Since 1975, he has served as editor of "Mission of Mercy Magazine", a monthly publication about missionary work in Asia. He maintains offices in Ohio and Chonburi Province, Thailand, and recently concluded an exploratory tour of Indonesia, Malaysia, Cambodia, Laos, China and Burma (Myanmar).
Maas received intensive theological education under leading scholars including Rev, I.L. Wilson and Bishop Donald Justin Wolfram, and studied religion and Judaism in the doctoral program at the Pittsburgh Theological Seminary, and at the University Of Pittsburgh Department Of Religious Education under Dr. Aaron Kessler and others. He has served as an advisor on Wesleyan theological and doctrinal disputes for the Wesleyan holiness movement. He was a founder and theological contributor to the Aldersgate School of Religion. He did extensive research on the Wesleyan doctrine of entire sanctification, researching aorist tense readings in the Greek New Testament. These findings are published in his book, Holiness for Humanity. He has contributed writings to Wesleyan holiness organizations.
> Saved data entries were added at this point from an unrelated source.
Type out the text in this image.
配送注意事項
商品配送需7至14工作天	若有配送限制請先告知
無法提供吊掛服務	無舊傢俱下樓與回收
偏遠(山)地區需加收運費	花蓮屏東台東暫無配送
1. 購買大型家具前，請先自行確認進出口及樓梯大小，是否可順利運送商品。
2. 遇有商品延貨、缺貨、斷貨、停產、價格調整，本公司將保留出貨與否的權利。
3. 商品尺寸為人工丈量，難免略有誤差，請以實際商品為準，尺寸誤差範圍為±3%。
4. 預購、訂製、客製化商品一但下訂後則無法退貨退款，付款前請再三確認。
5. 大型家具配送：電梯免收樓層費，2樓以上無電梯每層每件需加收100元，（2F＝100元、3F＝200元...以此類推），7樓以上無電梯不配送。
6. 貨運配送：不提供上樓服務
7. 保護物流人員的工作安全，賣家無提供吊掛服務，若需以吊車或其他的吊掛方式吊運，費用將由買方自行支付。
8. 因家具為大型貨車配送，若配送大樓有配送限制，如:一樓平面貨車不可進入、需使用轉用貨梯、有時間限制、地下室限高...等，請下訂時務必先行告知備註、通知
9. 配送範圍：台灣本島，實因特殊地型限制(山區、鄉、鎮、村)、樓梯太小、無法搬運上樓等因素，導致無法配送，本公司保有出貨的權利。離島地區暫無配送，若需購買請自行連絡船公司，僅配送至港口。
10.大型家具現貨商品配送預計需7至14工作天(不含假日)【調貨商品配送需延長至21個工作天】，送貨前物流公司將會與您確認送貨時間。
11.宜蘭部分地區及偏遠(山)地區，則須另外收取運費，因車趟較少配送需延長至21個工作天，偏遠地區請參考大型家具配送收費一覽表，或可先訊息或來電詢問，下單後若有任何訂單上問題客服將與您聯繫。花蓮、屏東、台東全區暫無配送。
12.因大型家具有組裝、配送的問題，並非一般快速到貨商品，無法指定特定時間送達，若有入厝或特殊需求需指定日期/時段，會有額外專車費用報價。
Maas received a commendation from the White House for his efforts in humanitarian work in India and his input in resolving the strained relations between the United States and India. These tensions came as a result of Henry
Kissinger’s visit to Pakistan to arrange the official visit of President Richard to China. Maas met with government officials on several occasions, and was honored with a letter of recommendation from Bob Maddox, White House Special Assistant for Religious Liaison for President Carter, who wrote a letter of recommendation, "This is to introduce Dr. Joe Maas, President of Worldwide Faith Missions of Canton, Ohio ...I appreciate the Christian commitment and compassion of Dr. Maas (Signed, Bob Maddox, Special Counsel for Religious.Laison)
79) Who’s Who in the Midwest.
He is featured in the spring, 2006, edition of PITT Magazine, the alumni publication of the University of Pittsburgh. His biography is included in the 2009 edition of Marquis Who's Who in the World. Maas has received awards for his humanitarian efforts in honor of his service for humankind in India, including a Key to the City of Mobile, Alabama. He was featured in a documentary film about his achievements in India. Many of his opinions have been published in Thailand’s two English-language newspapers, Bangkok Post and The Nation.